A key challenge is to efficiently account for the uncertainty in the prediction of nonlinear systems. I will present a framework that addresses this problem using contraction metrics, a tool from nonlinear control theory.Specifically, this allows us to efficiently predict sets containing all uncertain future trajectories, which are then embedded into standard MPC solvers. I will demonstrate that this framework can account for a wide range of model uncertainties, such as disturbances, uncertain parameters, noisy measurements, unmodeled nonlinearities, and even (unbounded) stochastic noise. I will also highlight how online model adaptation can improve performance while maintaining safe operation. Overall, this provides a modern control framework that integrates techniques from predictive control, nonlinear control, robust designs, and online adaptation to guarantee stability and safety for nonlinear uncertain systems. Practicality will be demonstrated with numerical and experimental applications.

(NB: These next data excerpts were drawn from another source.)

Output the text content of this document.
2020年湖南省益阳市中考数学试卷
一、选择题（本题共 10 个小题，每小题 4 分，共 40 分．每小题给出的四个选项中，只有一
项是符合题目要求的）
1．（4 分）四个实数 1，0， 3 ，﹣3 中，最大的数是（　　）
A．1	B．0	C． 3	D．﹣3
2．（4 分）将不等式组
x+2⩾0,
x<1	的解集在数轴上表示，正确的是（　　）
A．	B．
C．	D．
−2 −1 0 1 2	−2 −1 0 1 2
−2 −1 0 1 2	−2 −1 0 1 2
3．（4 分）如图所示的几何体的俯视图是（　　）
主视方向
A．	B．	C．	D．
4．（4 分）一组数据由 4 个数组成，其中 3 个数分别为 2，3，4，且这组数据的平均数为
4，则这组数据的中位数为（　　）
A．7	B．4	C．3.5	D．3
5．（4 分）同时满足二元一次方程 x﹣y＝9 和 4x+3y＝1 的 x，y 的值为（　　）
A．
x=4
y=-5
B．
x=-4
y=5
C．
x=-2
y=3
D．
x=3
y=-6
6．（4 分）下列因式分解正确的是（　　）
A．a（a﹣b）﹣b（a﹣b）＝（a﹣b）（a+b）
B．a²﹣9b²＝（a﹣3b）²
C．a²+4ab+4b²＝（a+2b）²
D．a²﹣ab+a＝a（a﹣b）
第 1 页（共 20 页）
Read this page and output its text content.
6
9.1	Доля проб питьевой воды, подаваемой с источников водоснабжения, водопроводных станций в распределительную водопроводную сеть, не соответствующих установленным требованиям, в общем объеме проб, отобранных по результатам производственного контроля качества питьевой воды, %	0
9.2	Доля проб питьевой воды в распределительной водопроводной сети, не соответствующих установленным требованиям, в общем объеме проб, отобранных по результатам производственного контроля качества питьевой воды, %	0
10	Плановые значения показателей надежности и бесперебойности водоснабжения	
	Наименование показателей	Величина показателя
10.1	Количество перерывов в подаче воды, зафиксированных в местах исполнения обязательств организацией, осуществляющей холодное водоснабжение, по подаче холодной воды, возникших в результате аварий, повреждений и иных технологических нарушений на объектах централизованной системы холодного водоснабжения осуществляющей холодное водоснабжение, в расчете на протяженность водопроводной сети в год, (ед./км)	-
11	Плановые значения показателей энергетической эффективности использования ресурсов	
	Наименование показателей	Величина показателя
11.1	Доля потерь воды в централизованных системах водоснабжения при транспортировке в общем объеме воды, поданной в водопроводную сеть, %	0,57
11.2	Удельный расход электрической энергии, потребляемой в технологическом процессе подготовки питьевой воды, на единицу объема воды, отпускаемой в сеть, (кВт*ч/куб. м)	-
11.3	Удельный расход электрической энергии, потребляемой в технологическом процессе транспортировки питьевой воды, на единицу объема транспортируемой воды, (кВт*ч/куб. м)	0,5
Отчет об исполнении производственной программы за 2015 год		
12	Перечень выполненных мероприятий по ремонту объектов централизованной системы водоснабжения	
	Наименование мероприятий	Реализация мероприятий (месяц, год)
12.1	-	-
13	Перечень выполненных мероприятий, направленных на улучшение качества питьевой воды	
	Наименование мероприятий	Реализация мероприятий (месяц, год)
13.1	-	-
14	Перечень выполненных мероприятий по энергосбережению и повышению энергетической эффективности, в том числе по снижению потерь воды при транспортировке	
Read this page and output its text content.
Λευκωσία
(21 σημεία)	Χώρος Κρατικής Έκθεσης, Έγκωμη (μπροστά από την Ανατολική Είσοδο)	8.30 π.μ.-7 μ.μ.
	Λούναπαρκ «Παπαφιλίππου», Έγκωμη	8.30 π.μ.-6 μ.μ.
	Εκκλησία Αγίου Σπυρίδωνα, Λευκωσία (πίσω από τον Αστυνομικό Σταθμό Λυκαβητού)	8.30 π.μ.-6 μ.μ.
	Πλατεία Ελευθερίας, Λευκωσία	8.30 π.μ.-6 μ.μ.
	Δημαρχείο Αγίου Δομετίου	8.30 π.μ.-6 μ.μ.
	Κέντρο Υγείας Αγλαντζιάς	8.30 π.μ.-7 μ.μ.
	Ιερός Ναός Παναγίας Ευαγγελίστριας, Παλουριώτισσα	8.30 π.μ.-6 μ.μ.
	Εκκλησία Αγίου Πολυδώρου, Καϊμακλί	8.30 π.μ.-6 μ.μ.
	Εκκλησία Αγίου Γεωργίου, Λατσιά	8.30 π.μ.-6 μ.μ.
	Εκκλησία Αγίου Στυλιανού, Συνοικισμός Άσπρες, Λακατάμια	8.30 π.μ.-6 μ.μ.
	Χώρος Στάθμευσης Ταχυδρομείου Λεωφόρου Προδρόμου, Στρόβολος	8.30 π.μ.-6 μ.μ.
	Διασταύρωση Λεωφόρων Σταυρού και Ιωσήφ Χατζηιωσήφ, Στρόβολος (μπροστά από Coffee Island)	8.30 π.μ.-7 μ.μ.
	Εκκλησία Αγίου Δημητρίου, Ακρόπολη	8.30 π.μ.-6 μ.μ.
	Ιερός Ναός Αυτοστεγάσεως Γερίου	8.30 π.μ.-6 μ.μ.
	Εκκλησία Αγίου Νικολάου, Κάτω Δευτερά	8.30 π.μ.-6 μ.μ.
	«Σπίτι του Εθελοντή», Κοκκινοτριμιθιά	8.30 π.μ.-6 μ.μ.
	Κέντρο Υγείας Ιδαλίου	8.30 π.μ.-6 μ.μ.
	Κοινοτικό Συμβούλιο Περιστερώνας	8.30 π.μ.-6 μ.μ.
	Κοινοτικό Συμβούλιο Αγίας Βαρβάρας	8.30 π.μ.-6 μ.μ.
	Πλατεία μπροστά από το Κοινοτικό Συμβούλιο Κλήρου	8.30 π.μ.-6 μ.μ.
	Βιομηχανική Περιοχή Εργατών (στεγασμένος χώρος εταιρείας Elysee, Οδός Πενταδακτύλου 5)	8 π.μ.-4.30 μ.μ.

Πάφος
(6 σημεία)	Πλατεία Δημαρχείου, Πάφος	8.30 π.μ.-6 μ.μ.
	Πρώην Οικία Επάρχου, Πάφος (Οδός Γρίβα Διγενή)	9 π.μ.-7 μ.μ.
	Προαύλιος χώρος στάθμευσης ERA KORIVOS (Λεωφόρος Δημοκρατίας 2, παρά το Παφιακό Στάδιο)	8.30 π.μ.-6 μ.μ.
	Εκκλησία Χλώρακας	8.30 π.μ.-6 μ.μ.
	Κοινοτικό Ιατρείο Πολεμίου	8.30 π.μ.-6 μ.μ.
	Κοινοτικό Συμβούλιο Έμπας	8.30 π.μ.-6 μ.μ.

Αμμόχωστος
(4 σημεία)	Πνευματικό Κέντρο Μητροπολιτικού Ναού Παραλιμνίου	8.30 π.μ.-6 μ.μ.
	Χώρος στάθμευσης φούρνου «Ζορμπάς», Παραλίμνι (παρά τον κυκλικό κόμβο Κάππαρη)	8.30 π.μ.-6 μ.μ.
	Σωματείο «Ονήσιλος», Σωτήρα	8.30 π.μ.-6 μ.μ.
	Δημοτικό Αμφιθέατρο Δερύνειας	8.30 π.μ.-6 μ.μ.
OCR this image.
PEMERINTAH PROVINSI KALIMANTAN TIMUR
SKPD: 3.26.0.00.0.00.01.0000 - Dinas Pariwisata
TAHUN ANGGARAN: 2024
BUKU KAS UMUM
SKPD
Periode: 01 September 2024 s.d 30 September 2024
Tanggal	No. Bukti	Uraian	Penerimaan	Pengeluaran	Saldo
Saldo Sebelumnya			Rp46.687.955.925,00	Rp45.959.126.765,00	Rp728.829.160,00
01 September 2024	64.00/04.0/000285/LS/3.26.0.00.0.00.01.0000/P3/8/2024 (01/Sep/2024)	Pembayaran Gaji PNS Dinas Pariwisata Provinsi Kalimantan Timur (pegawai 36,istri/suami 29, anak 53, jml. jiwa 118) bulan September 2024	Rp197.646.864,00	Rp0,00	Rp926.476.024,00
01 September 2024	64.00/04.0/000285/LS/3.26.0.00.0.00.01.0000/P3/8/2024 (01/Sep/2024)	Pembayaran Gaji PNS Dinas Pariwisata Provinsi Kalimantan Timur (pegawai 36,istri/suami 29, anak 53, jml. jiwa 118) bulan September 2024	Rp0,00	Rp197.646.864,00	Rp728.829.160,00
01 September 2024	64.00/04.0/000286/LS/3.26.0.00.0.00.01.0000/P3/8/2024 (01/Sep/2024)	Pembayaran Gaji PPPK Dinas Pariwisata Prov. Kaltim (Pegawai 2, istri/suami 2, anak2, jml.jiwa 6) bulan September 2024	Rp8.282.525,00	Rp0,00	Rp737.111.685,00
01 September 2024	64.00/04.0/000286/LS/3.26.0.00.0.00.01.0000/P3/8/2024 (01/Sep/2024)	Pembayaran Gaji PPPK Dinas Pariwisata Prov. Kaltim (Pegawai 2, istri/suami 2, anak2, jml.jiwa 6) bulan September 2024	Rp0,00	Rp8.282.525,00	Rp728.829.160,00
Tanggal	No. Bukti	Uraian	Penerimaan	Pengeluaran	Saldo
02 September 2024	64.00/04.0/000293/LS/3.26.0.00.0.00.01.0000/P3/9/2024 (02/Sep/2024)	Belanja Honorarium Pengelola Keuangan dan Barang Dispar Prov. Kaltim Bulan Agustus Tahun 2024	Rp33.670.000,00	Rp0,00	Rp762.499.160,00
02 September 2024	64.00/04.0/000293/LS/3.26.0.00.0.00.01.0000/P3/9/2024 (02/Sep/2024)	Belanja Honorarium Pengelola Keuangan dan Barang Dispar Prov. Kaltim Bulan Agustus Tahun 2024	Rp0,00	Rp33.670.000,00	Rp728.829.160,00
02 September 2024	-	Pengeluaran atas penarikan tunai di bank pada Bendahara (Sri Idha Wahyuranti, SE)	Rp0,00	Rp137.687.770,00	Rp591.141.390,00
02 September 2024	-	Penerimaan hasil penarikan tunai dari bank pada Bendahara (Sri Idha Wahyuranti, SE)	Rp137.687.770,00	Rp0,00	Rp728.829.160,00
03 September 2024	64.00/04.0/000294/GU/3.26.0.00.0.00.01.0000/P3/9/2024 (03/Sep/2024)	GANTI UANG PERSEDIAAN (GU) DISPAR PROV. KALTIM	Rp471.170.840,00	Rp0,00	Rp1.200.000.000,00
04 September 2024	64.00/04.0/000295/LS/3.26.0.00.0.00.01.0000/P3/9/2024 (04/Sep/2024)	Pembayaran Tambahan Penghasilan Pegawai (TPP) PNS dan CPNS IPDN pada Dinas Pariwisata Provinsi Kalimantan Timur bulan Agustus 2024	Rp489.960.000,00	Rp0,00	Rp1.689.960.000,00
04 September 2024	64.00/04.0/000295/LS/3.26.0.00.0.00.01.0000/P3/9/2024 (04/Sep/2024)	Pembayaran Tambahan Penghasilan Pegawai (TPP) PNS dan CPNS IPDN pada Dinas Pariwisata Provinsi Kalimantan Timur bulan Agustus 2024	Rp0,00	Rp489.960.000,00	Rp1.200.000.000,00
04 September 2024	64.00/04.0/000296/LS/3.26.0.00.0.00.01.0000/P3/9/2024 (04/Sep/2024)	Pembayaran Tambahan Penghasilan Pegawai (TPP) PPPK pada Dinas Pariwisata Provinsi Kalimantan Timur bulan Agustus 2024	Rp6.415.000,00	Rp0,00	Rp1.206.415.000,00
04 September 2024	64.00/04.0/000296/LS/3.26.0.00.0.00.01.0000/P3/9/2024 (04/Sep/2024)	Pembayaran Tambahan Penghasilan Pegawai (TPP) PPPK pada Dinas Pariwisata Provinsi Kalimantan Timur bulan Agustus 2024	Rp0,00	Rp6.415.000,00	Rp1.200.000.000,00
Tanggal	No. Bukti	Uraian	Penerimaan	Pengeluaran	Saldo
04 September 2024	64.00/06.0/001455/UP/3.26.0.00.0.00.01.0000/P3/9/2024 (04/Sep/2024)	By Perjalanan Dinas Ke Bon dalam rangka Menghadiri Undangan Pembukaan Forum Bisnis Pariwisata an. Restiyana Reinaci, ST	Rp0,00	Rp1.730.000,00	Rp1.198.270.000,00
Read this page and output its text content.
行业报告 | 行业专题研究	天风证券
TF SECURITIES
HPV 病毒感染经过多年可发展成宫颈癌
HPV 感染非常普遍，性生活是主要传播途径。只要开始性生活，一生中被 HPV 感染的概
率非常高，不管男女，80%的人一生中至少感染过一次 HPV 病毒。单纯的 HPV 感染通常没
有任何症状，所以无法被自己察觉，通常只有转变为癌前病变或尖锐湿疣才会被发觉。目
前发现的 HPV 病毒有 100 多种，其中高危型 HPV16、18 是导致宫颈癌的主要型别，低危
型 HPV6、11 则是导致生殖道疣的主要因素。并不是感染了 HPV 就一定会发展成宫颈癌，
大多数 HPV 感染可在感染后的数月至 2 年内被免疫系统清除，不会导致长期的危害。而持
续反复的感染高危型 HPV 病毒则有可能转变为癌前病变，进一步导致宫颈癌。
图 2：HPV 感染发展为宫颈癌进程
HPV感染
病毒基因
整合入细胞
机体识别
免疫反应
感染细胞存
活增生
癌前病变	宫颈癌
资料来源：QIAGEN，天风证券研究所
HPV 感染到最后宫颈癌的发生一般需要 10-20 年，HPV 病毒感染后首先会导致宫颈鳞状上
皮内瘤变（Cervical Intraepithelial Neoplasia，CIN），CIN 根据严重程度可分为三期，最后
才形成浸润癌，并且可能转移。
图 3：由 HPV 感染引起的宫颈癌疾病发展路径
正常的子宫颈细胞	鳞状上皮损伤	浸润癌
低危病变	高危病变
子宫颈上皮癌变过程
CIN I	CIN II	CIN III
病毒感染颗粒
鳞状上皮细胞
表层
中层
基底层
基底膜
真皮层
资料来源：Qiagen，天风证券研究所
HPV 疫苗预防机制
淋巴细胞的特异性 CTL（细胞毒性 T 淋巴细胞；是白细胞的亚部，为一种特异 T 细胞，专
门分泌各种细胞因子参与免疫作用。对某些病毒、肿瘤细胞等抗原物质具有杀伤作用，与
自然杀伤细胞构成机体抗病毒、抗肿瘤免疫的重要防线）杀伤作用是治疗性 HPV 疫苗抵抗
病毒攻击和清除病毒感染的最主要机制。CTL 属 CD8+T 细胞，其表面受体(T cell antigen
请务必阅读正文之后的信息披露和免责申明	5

In the second part of the talk, I will present our recent framework, data to predictive control (D2PC). This is an automated design pipeline for predictive controllers for the special case of linear system dynamics subject to Gaussian process and measurement noise. This approach extracts the relevant model information and characterization of uncertainty directly from data using maximum likelihood estimation and asymptotically correct uncertainty quantification. This is accomplished with a generalized expectation-maximization approach, which allows one to incorporate quite general prior information while keeping the computational complexity low. Then, tailored robust control and robust-stochastic-predictive control implementations are developed that directly account for the structure in the model error resulting from the model identification. In combination, this provides a design that is completely automated and guarantees safe operation and stability with a user-chosen probability.